The gluttonous cancer cells are long known to monopolize large amounts of sugar. More recently, it became clear that some tumor cells are also characterized by a series of features such as mobility or unlikeliness to join in an ordered set. Researchers are calling this behavior "mesenchymal," and they suspect it promotes metastasis. At EPFL, Etienne Meylan's research team was able to demonstrate that the two observations – appetite for sugar and mesenchymal behavior – result from the same mechanism, at least in "non-small cell lung cancer." They also showed that the intensity of the phenomenon significantly influenced the chances of patient survival. Published in Cancer & Metabolism, this discovery opens up new potential targets for future therapies.
A useful mechanism, but put to work by cancer
Mesenchymal behavior is not in itself an anomaly. During embryonic development, some cells acquire these characteristics. In adults, a few cells retain this disposition.
"Mesenchymal behavior is a quite useful feature, but is abnormally reactivated in non-small cell lung cancer, which we studied," says Etienne Meylan.
The mesenchymal cancer cells studied by the researchers produce a protein called GLUT3. The latter serves the function of capturing glucose to activate various growth processes. This is the protein responsible for meeting the cell's need for sugar.
By artificially inducing mesenchymal behavior in cancer cells, the researchers found that the cells spontaneously produced GLUT3. This observation clearly shows that the same mechanism is at work. "This shift from one behavior to another, called epithelial-mesenchymal transition, is a highly debated issue. We have clearly established a cause and effect relationship between this transition and the glucose consumption of cancer cells," explains Mark Masin, lead author and PhD student at EPFL.
Lung tumor cells produce widely varying amounts of GLUT3. This is because the gene is itself regulated by an element called ZEB1, and the amount of the latter is a function of many causes.

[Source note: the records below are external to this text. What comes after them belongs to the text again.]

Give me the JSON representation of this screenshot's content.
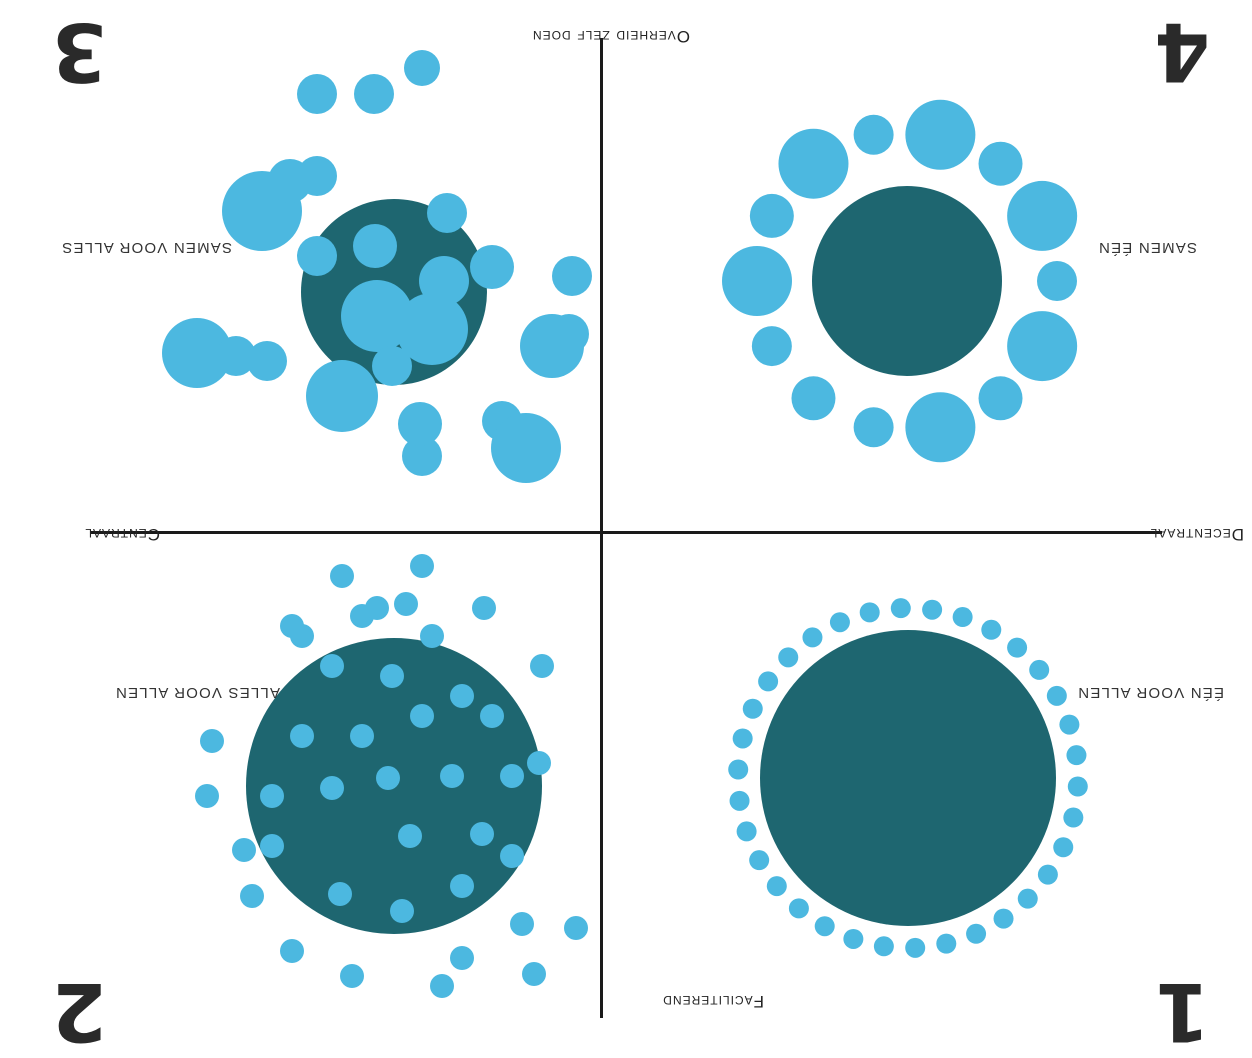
{
  "axes": {
    "top": "Faciliterend",
    "bottom": "Overheid zelf doen",
    "left": "Decentraal",
    "right": "Centraal"
  },
  "quadrants": [
    {
      "number": "1",
      "label": "één voor allen"
    },
    {
      "number": "2",
      "label": "Alles voor allen"
    },
    {
      "number": "3",
      "label": "Samen voor alles"
    },
    {
      "number": "4",
      "label": "Samen één"
    }
  ],
  "colors": {
    "dark_circle": "#1e6670",
    "light_circle": "#4cb8e0",
    "axis": "#1a1a1a"
  }
}
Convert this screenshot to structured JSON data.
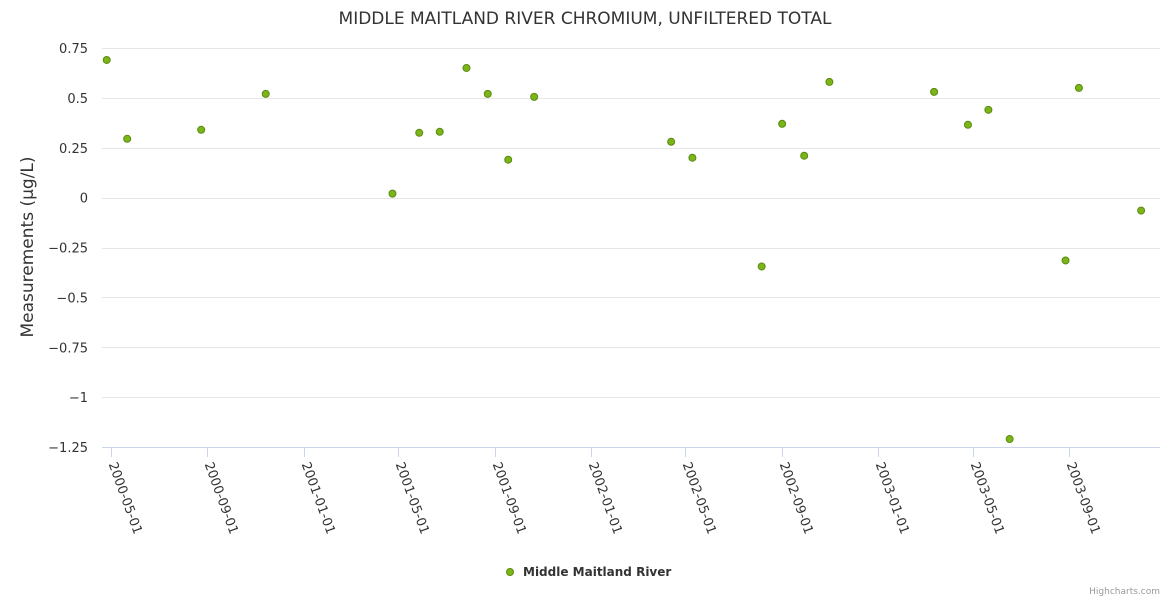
{
  "chart_data": {
    "type": "scatter",
    "title": "MIDDLE MAITLAND RIVER CHROMIUM, UNFILTERED TOTAL",
    "ylabel": "Measurements (µg/L)",
    "xlabel": "",
    "ylim": [
      -1.25,
      0.75
    ],
    "yticks": [
      0.75,
      0.5,
      0.25,
      0,
      -0.25,
      -0.5,
      -0.75,
      -1,
      -1.25
    ],
    "ytick_labels": [
      "0.75",
      "0.5",
      "0.25",
      "0",
      "−0.25",
      "−0.5",
      "−0.75",
      "−1",
      "−1.25"
    ],
    "xlim": [
      "2000-04-20",
      "2003-12-25"
    ],
    "xticks": [
      "2000-05-01",
      "2000-09-01",
      "2001-01-01",
      "2001-05-01",
      "2001-09-01",
      "2002-01-01",
      "2002-05-01",
      "2002-09-01",
      "2003-01-01",
      "2003-05-01",
      "2003-09-01"
    ],
    "grid": true,
    "legend": "bottom-center",
    "series": [
      {
        "name": "Middle Maitland River",
        "color": "#7cb518",
        "points": [
          {
            "x": "2000-04-26",
            "y": 0.69
          },
          {
            "x": "2000-05-22",
            "y": 0.295
          },
          {
            "x": "2000-08-24",
            "y": 0.34
          },
          {
            "x": "2000-11-14",
            "y": 0.52
          },
          {
            "x": "2001-04-24",
            "y": 0.02
          },
          {
            "x": "2001-05-28",
            "y": 0.325
          },
          {
            "x": "2001-06-23",
            "y": 0.33
          },
          {
            "x": "2001-07-27",
            "y": 0.65
          },
          {
            "x": "2001-08-23",
            "y": 0.52
          },
          {
            "x": "2001-09-18",
            "y": 0.19
          },
          {
            "x": "2001-10-21",
            "y": 0.505
          },
          {
            "x": "2002-04-13",
            "y": 0.28
          },
          {
            "x": "2002-05-10",
            "y": 0.2
          },
          {
            "x": "2002-08-06",
            "y": -0.345
          },
          {
            "x": "2002-09-01",
            "y": 0.37
          },
          {
            "x": "2002-09-29",
            "y": 0.21
          },
          {
            "x": "2002-10-31",
            "y": 0.58
          },
          {
            "x": "2003-03-13",
            "y": 0.53
          },
          {
            "x": "2003-04-25",
            "y": 0.365
          },
          {
            "x": "2003-05-21",
            "y": 0.44
          },
          {
            "x": "2003-06-17",
            "y": -1.21
          },
          {
            "x": "2003-08-27",
            "y": -0.315
          },
          {
            "x": "2003-09-13",
            "y": 0.55
          },
          {
            "x": "2003-12-01",
            "y": -0.065
          }
        ]
      }
    ]
  },
  "credits": "Highcharts.com"
}
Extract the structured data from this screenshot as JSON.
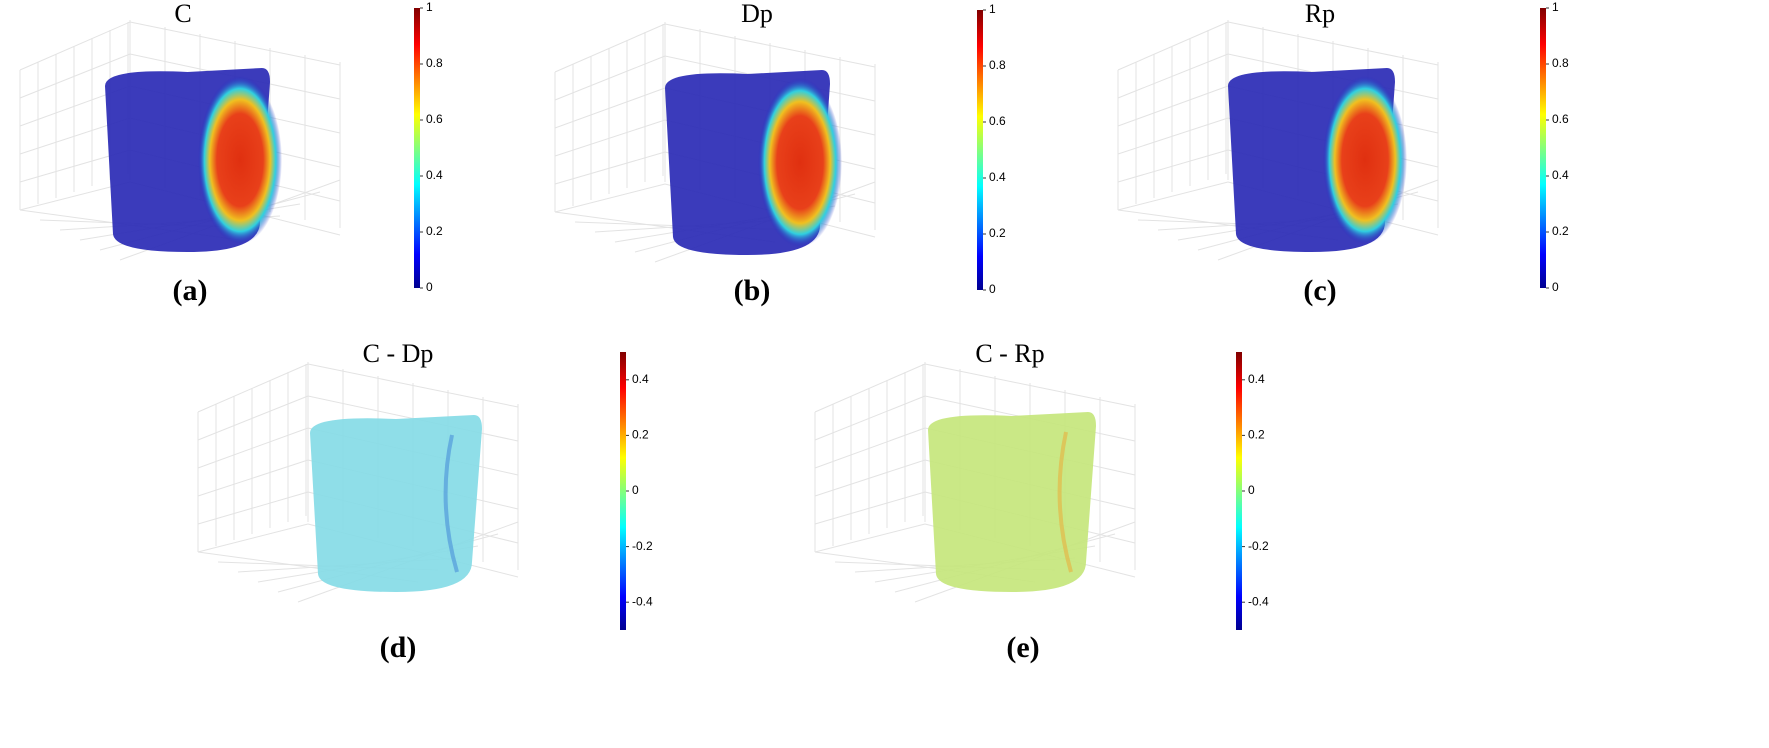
{
  "panels": [
    {
      "title": "C",
      "label": "(a)",
      "colorbar": {
        "lim": [
          0,
          1
        ],
        "ticks": [
          0,
          0.2,
          0.4,
          0.6,
          0.8,
          1
        ]
      }
    },
    {
      "title": "Dp",
      "label": "(b)",
      "colorbar": {
        "lim": [
          0,
          1
        ],
        "ticks": [
          0,
          0.2,
          0.4,
          0.6,
          0.8,
          1
        ]
      }
    },
    {
      "title": "Rp",
      "label": "(c)",
      "colorbar": {
        "lim": [
          0,
          1
        ],
        "ticks": [
          0,
          0.2,
          0.4,
          0.6,
          0.8,
          1
        ]
      }
    },
    {
      "title": "C - Dp",
      "label": "(d)",
      "colorbar": {
        "lim": [
          -0.5,
          0.5
        ],
        "ticks": [
          -0.4,
          -0.2,
          0,
          0.2,
          0.4
        ]
      }
    },
    {
      "title": "C - Rp",
      "label": "(e)",
      "colorbar": {
        "lim": [
          -0.5,
          0.5
        ],
        "ticks": [
          -0.4,
          -0.2,
          0,
          0.2,
          0.4
        ]
      }
    }
  ]
}
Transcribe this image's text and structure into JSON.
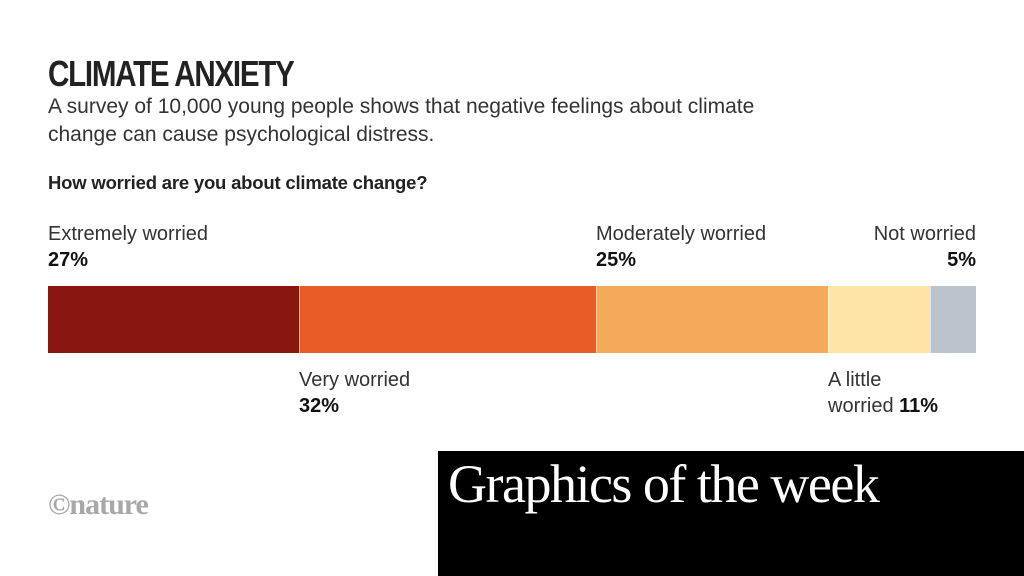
{
  "title": "CLIMATE ANXIETY",
  "subtitle": "A survey of 10,000 young people shows that negative feelings about climate change can cause psychological distress.",
  "question": "How worried are you about climate change?",
  "logo": "©nature",
  "banner": "Graphics of the week",
  "chart_data": {
    "type": "bar",
    "orientation": "horizontal-stacked",
    "title": "How worried are you about climate change?",
    "unit": "%",
    "total": 100,
    "categories": [
      "Extremely worried",
      "Very worried",
      "Moderately worried",
      "A little worried",
      "Not worried"
    ],
    "values": [
      27,
      32,
      25,
      11,
      5
    ],
    "colors": [
      "#88160e",
      "#e95c27",
      "#f5a95a",
      "#ffe4a8",
      "#bcc3cc"
    ],
    "labels": [
      {
        "name": "Extremely worried",
        "pct": "27%",
        "position": "above"
      },
      {
        "name": "Very worried",
        "pct": "32%",
        "position": "below"
      },
      {
        "name": "Moderately worried",
        "pct": "25%",
        "position": "above"
      },
      {
        "name_line1": "A little",
        "name_line2": "worried",
        "pct": "11%",
        "position": "below"
      },
      {
        "name": "Not worried",
        "pct": "5%",
        "position": "above"
      }
    ]
  }
}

Patients were diagnosed relatively early and were followed for several years. Depending on whether they produced high or low amounts of GLUT3, their survival rates over seven years spanned almost 20%. "Our data don't permit us to conclude that the mechanism promotes metastasis, but it reinforces the assumption," says Mark Masin.
The discovery identifies a potential target for future medications. Etienne Meylan imagines, for example, a toxic molecule that could be specifically incorporated by GLUT3 to destroy the cell from within. "Protected by the blood-brain barrier, neurons that also produce GLUT3 would not be affected," says the researcher.